Often, when we think about cybercriminals or hackers, we think of a person — one person. And, yes, there are individual cybercriminals out there, causing havoc for many people through cybercrime activity. But there are also organized groups of cybercriminals working together to execute cybercrimes. They are called cyber gangs.
Cyber gangs function similarly to small businesses. Each group of individuals, each with their own specific set of skills, works together towards one common goal. In this case, the goal is cybercrime. The make-up of a cyber gang may vary, but the common positions include:
· Team Leader: the contact running the operation.
· Coders: those that develop the malware, spyware, ransomware, etc.
· Network Administrator: the contact responsible for taking over the online services or devices of an organization.
· Intrusion Specialist: the contact that ensures the malware/spyware/ransomware remains on the network/device/etc. and that the network is exploitable.
· Data Miner: the contact that is able to identify the valuable data/information and extract that data in a usable and clean format.
· Money Specialist: the contact that determines the most appropriate way to make money from the various types of data that is extracted.
The organization works together to execute the cybercrimes that benefit them. And, according to a US cybersecurity firm, FireEye, there are more than 1,900 hacking groups (a.k.a. cyber gangs) active today. That means that there are 1,900 organizations out there, containing multiple individuals, all focused on executing targeted cybercrimes.
Let us put a bit more context to the 1,900 cyber gangs out there. Cyber gangs fall into three categories:
· Nation-State Sponsored threat actors (APTs)
· Financially Motivated groups (FINs)
· Uncategorized groups (UNCs)
The APTs are sponsored by a nation-state, which means groups are leveraging cyber activity to advance national interests, gather intelligence, or gain military intelligence. Financially motivated groups are focused on money. The rest are uncategorized because not enough information has been gathered on them yet.
And, while each cyber gang likely has its preferred way of executing a cybercrime, the most common avenues include:
· Website Spoofing
· IOT Hacking (Internet of Things)
Malware tends to be one of the front runners when it comes to cyber gang activity. FireEye even noted that 514 new malware strains were developed and deployed in 2020. Of the strains developed, 81% were privately developed and had restricted availability. The remaining 19% were publicly available strains.
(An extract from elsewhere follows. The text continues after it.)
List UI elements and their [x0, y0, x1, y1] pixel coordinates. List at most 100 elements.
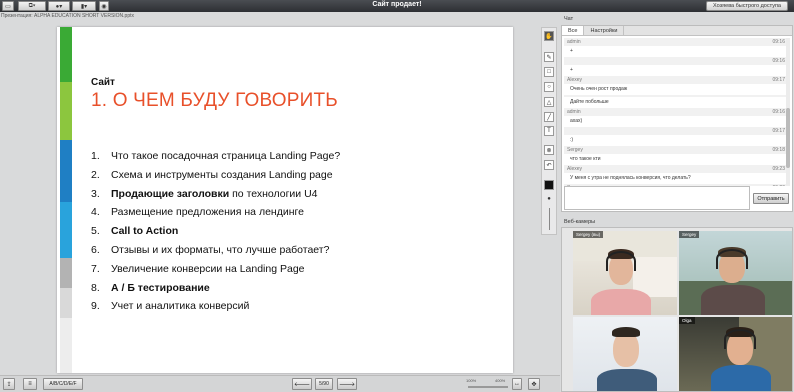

Why does all this matter? If we think of cybercriminals as one individual, we may lead ourselves to believe that they are not that big of a threat — it’s just one person, right? While one person can cause damage, the damage can be much worse and much wider spread when it is executed by a group of individuals working together as a business. It’s important to keep this in mind when considering the organization, you work for, and the level of cybersecurity protection that is needed…and necessary.